Lumayan ramai juga yang membandingkan antara film Pinokio yang ditayangkan Disney+ dengan Pinokio yang baru saja ditayangkan Netflix di akhir November kemarin. Banyak yang memuji hebatnya film Pinokio milik Netflix ini, well, sebuah credit yang pantas diterima oleh sutradaranya.
Aku juga turut menjadi salah satu orang yang siap membandingkan kedua film ini. Aku tentu mengenal pinokio dari kartun yang dulu ditayangkan oleh Disney di bioskop dan akhirnya di masa pertumbuhanku beberapa kali juga tayang di TV.
Kalau tidak salah cerita ini berasal dari Italia, sana-sanalah pokoknya.
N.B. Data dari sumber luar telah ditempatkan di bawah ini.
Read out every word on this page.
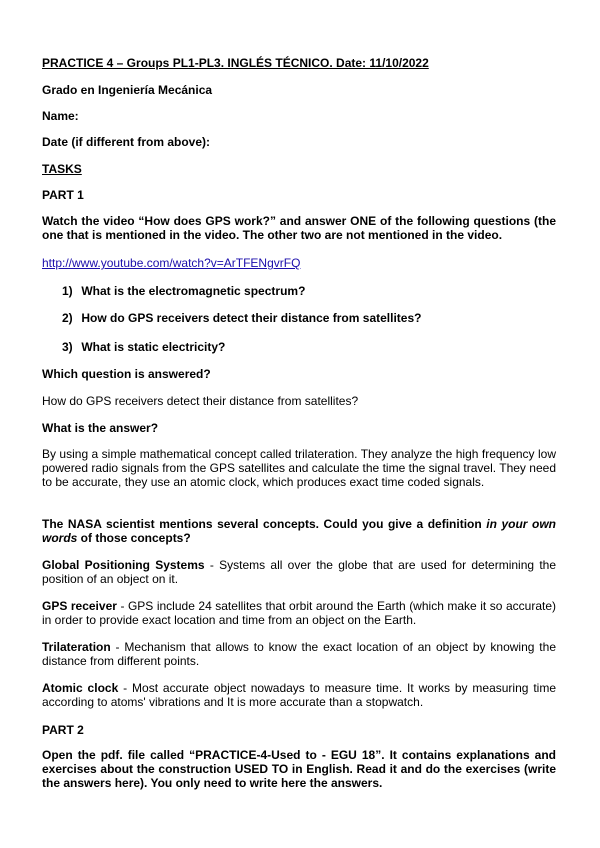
PRACTICE 4 – Groups PL1-PL3. INGLÉS TÉCNICO. Date: 11/10/2022
Grado en Ingeniería Mecánica
Name:
Date (if different from above):
TASKS
PART 1
Watch the video “How does GPS work?” and answer ONE of the following questions (the one that is mentioned in the video. The other two are not mentioned in the video.
http://www.youtube.com/watch?v=ArTFENgvrFQ
1) What is the electromagnetic spectrum?
2) How do GPS receivers detect their distance from satellites?
3) What is static electricity?
Which question is answered?
How do GPS receivers detect their distance from satellites?
What is the answer?
By using a simple mathematical concept called trilateration. They analyze the high frequency low powered radio signals from the GPS satellites and calculate the time the signal travel. They need to be accurate, they use an atomic clock, which produces exact time coded signals.
The NASA scientist mentions several concepts. Could you give a definition in your own words of those concepts?
Global Positioning Systems - Systems all over the globe that are used for determining the position of an object on it.
GPS receiver - GPS include 24 satellites that orbit around the Earth (which make it so accurate) in order to provide exact location and time from an object on the Earth.
Trilateration - Mechanism that allows to know the exact location of an object by knowing the distance from different points.
Atomic clock - Most accurate object nowadays to measure time. It works by measuring time according to atoms' vibrations and It is more accurate than a stopwatch.
PART 2
Open the pdf. file called “PRACTICE-4-Used to - EGU 18”. It contains explanations and exercises about the construction USED TO in English. Read it and do the exercises (write the answers here). You only need to write here the answers.
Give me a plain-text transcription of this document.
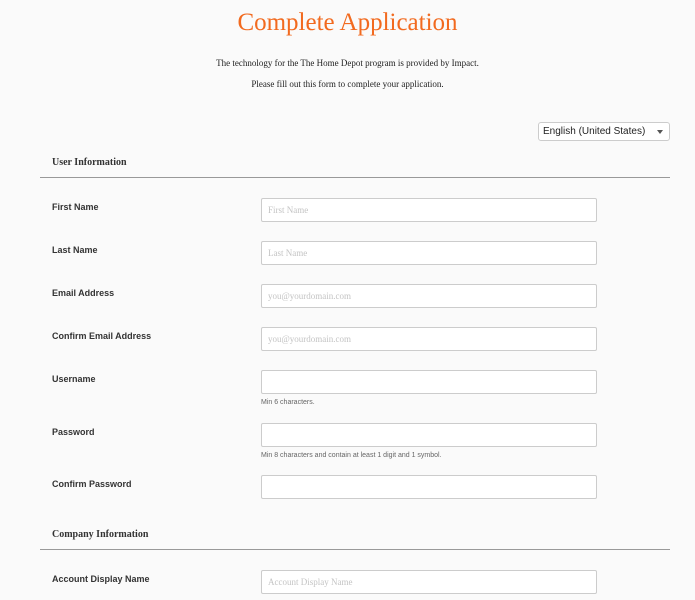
Complete Application
The technology for the The Home Depot program is provided by Impact.
Please fill out this form to complete your application.
English (United States)
User Information
First Name
First Name
Last Name
Last Name
Email Address
you@yourdomain.com
Confirm Email Address
you@yourdomain.com
Username
Min 6 characters.
Password
Min 8 characters and contain at least 1 digit and 1 symbol.
Confirm Password
Company Information
Account Display Name
Account Display Name
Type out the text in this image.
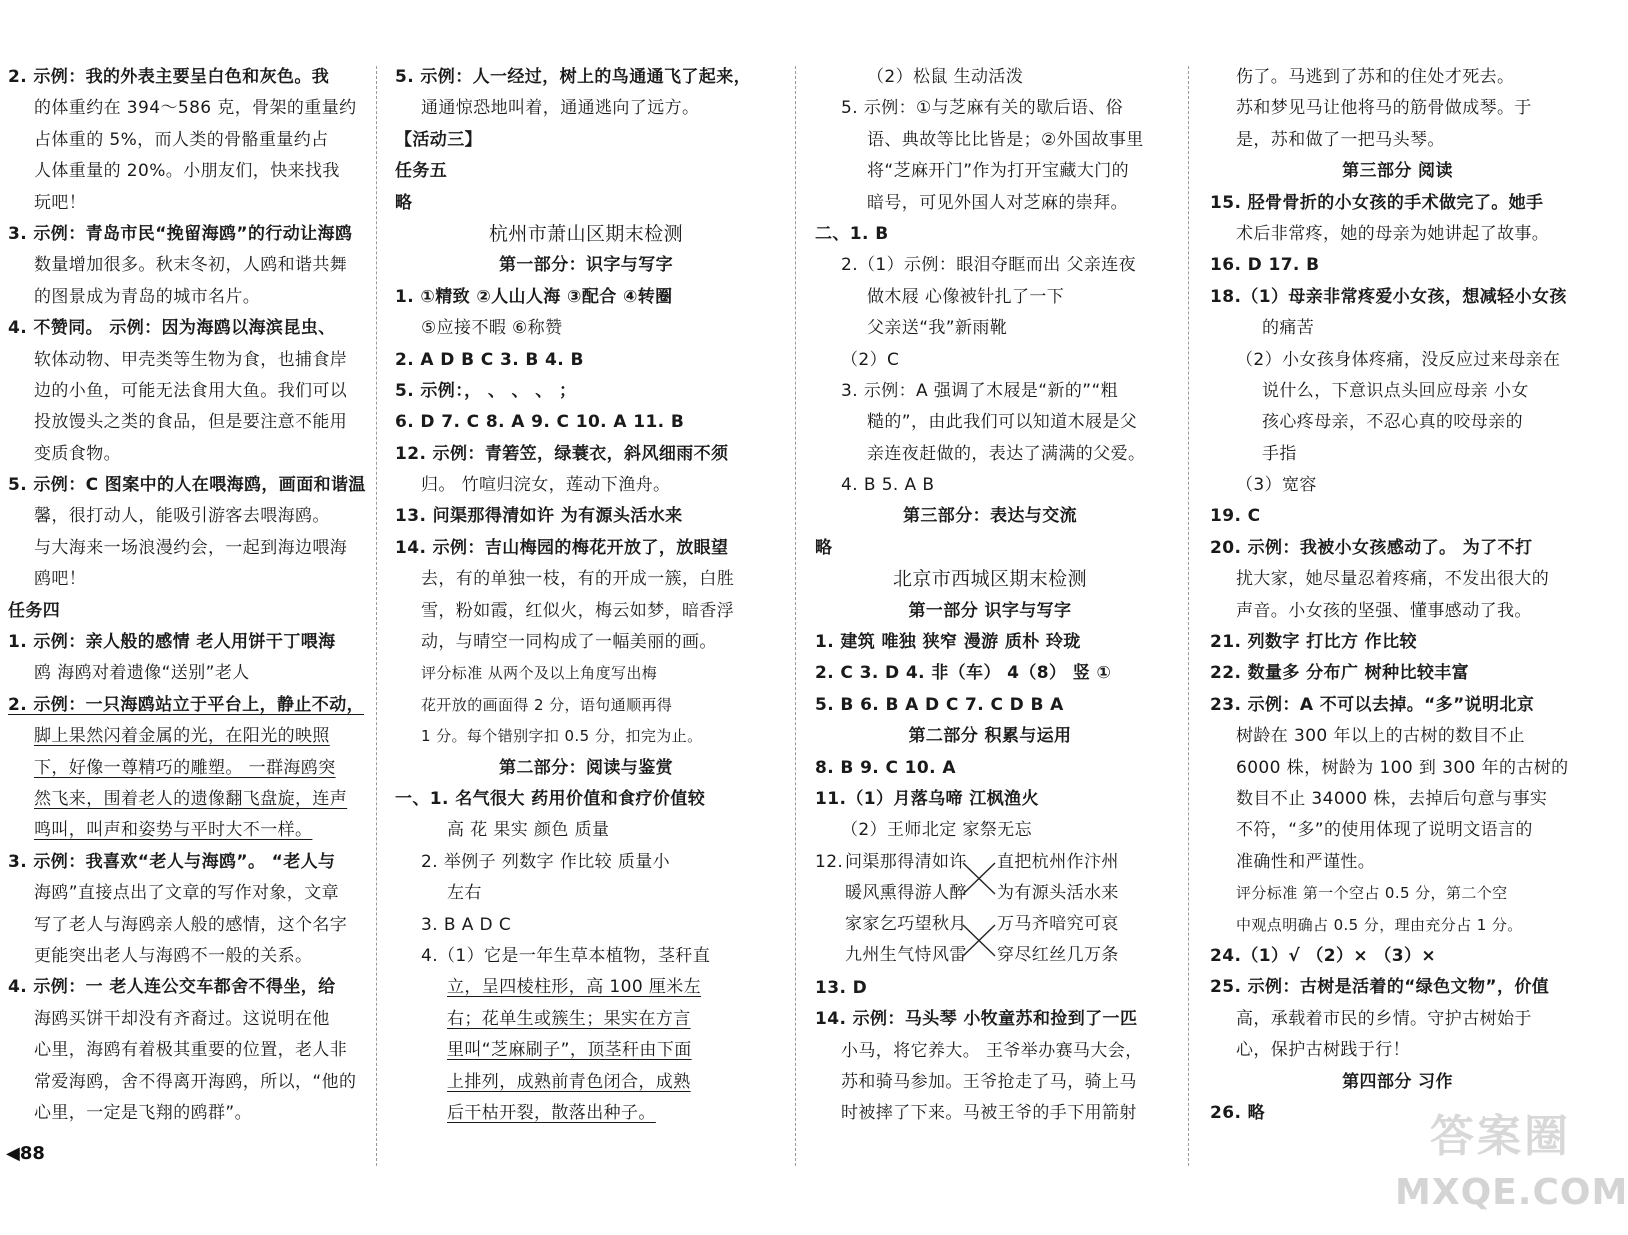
2. 示例：我的外表主要呈白色和灰色。我
的体重约在 394～586 克，骨架的重量约
占体重的 5%，而人类的骨骼重量约占
人体重量的 20%。小朋友们，快来找我
玩吧！
3. 示例：青岛市民“挽留海鸥”的行动让海鸥
数量增加很多。秋末冬初，人鸥和谐共舞
的图景成为青岛的城市名片。
4. 不赞同。 示例：因为海鸥以海滨昆虫、
软体动物、甲壳类等生物为食，也捕食岸
边的小鱼，可能无法食用大鱼。我们可以
投放馒头之类的食品，但是要注意不能用
变质食物。
5. 示例：C 图案中的人在喂海鸥，画面和谐温
馨，很打动人，能吸引游客去喂海鸥。
与大海来一场浪漫约会，一起到海边喂海
鸥吧！
任务四
1. 示例：亲人般的感情 老人用饼干丁喂海
鸥 海鸥对着遗像“送别”老人
2. 示例：一只海鸥站立于平台上，静止不动，
脚上果然闪着金属的光，在阳光的映照
下，好像一尊精巧的雕塑。 一群海鸥突
然飞来，围着老人的遗像翻飞盘旋，连声
鸣叫，叫声和姿势与平时大不一样。
3. 示例：我喜欢“老人与海鸥”。 “老人与
海鸥”直接点出了文章的写作对象，文章
写了老人与海鸥亲人般的感情，这个名字
更能突出老人与海鸥不一般的关系。
4. 示例：一 老人连公交车都舍不得坐，给
海鸥买饼干却没有齐裔过。这说明在他
心里，海鸥有着极其重要的位置，老人非
常爱海鸥，舍不得离开海鸥，所以，“他的
心里，一定是飞翔的鸥群”。
5. 示例：人一经过，树上的鸟通通飞了起来，
通通惊恐地叫着，通通逃向了远方。
【活动三】
任务五
略
杭州市萧山区期末检测
第一部分：识字与写字
1. ①精致 ②人山人海 ③配合 ④转圈
⑤应接不暇 ⑥称赞
2. A D B C 3. B 4. B
5. 示例：， 、 、 、 ；
6. D 7. C 8. A 9. C 10. A 11. B
12. 示例：青箬笠，绿蓑衣，斜风细雨不须
归。 竹喧归浣女，莲动下渔舟。
13. 问渠那得清如许 为有源头活水来
14. 示例：吉山梅园的梅花开放了，放眼望
去，有的单独一枝，有的开成一簇，白胜
雪，粉如霞，红似火，梅云如梦，暗香浮
动，与晴空一同构成了一幅美丽的画。
评分标准 从两个及以上角度写出梅
花开放的画面得 2 分，语句通顺再得
1 分。每个错别字扣 0.5 分，扣完为止。
第二部分：阅读与鉴赏
一、1. 名气很大 药用价值和食疗价值较
高 花 果实 颜色 质量
2. 举例子 列数字 作比较 质量小
左右
3. B A D C
4.（1）它是一年生草本植物，茎秆直
立，呈四棱柱形，高 100 厘米左
右；花单生或簇生；果实在方言
里叫“芝麻刷子”，顶茎秆由下面
上排列，成熟前青色闭合，成熟
后干枯开裂，散落出种子。
（2）松鼠 生动活泼
5. 示例：①与芝麻有关的歇后语、俗
语、典故等比比皆是；②外国故事里
将“芝麻开门”作为打开宝藏大门的
暗号，可见外国人对芝麻的崇拜。
二、1. B
2.（1）示例：眼泪夺眶而出 父亲连夜
做木屐 心像被针扎了一下
父亲送“我”新雨靴
（2）C
3. 示例：A 强调了木屐是“新的”“粗
糙的”，由此我们可以知道木屐是父
亲连夜赶做的，表达了满满的父爱。
4. B 5. A B
第三部分：表达与交流
略
北京市西城区期末检测
第一部分 识字与写字
1. 建筑 唯独 狭窄 漫游 质朴 玲珑
2. C 3. D 4. 非（车） 4（8） 竖 ①
5. B 6. B A D C 7. C D B A
第二部分 积累与运用
8. B 9. C 10. A
11.（1）月落乌啼 江枫渔火
（2）王师北定 家祭无忘
12. 问渠那得清如许
暖风熏得游人醉
家家乞巧望秋月
九州生气恃风雷
直把杭州作汴州
为有源头活水来
万马齐喑究可哀
穿尽红丝几万条
13. D
14. 示例：马头琴 小牧童苏和捡到了一匹
小马，将它养大。 王爷举办赛马大会，
苏和骑马参加。王爷抢走了马，骑上马
时被摔了下来。马被王爷的手下用箭射
伤了。马逃到了苏和的住处才死去。
苏和梦见马让他将马的筋骨做成琴。于
是，苏和做了一把马头琴。
第三部分 阅读
15. 胫骨骨折的小女孩的手术做完了。她手
术后非常疼，她的母亲为她讲起了故事。
16. D 17. B
18.（1）母亲非常疼爱小女孩，想减轻小女孩
的痛苦
（2）小女孩身体疼痛，没反应过来母亲在
说什么，下意识点头回应母亲 小女
孩心疼母亲，不忍心真的咬母亲的
手指
（3）宽容
19. C
20. 示例：我被小女孩感动了。 为了不打
扰大家，她尽量忍着疼痛，不发出很大的
声音。小女孩的坚强、懂事感动了我。
21. 列数字 打比方 作比较
22. 数量多 分布广 树种比较丰富
23. 示例：A 不可以去掉。“多”说明北京
树龄在 300 年以上的古树的数目不止
6000 株，树龄为 100 到 300 年的古树的
数目不止 34000 株，去掉后句意与事实
不符，“多”的使用体现了说明文语言的
准确性和严谨性。
评分标准 第一个空占 0.5 分，第二个空
中观点明确占 0.5 分，理由充分占 1 分。
24.（1）√ （2）× （3）×
25. 示例：古树是活着的“绿色文物”，价值
高，承载着市民的乡情。守护古树始于
心，保护古树践于行！
第四部分 习作
26. 略
◀88	答案圈
MXQE.COM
Lalu mendunia oleh tangan-tangan penulis yang menampilkannya ke dalam bentuk buku cerita hingga film.
Kemudian akhirnya tahun ini Guillermo del Toro membawa cerita pinokio dengan berfokus kembali pada alasan Kakak Gepetto yang membuat boneka kayu sebagai ganti kehadiran anaknya yang meninggal. Tentu di sini menjadi pembeda hebat dari Pinokio milik Disney, cerita tentang anak Gepetto. Betapa frustasinya Gepetto dalam kesedihan-kesedihannya.
Kalau di Disney, anak Gepetto cuma diceritakan sudah meninggal dan itu cukup. Bertabur semua kebaikan dan ketulusan seorang Gepetto maka hadirlah Jimmi si jangkrik beserta Ibu Peri yang menghidupkan si boneka kayu. Sehingga semua keajaiban dan hal-hal baik seperti dikaitkan erat, selayaknya film-film Disney yang lain.
Berbeda dengan versi Netflix, dia membawakan kisah yang lebih realistik. Anak Gepetto dihadirkan di awal film sebagai anak kebanggaan, anak yang baik dan penurut. Jadi, meskipun latar cerita tentang Ibunya tidak ada, kita akan menerima saja kalau kehilangan seorang istri tidak begitu membuat Gepetto bersedih karena kehadiran anaknya ini.
Kematian si anak juga digambarkan realistis saja, aku agak takut spoiler di sini, cuma dengan latar cerita yang dipakai benar-benar dapat diterima. Lalu bagaimana respon Gepetto si kakek yang terkenal baik di seluruh desa terhadap kematian ini teramat merenyuh perasaan. Dan dari frustasinya itu keajaiban datang dengan baik-baik.
Perjuangannya menerima kenyataan perihal kematian anaknya ini ditunjukkan sewajarnya yang perlu bertahun-tahun sampai pohon pine yang tumbuh dari pusara anaknya tumbuh besar. Dengan munculnya perasaan frustasi kakek gepetto ini, membuat kehadiran keajaiban di film ini bukan menjadi poros ceritanya seperti yang dibuat oleh Disney.
Dari segi cerita dan perasaannya sih aku sangat menyukai Pinokio versi Netflix ini. Suka sekali. Meskipun kalau secara gambar aku sedikit tidak menyukainya, terasa film-film lama saja. Meskipun latar cerita yang diambil memang tahun lama sekali. Aku memperkirakan latarnya ini masih dalam peperangan Nazi, sebab salah satu karakter di desar Gepetto ini menggunakan atribut Nazi. Tidak tahu benar atau tidak, tapi sesotoynya aku sih begitu.
Bolehlah ya 8.5/10 untuk film Pinocchio versi Netflix. Bisa kali ya kita tunggu tulisan peneliti sastra terkait dua film tersebut, aku sangat menantikan itu sih. Sangat.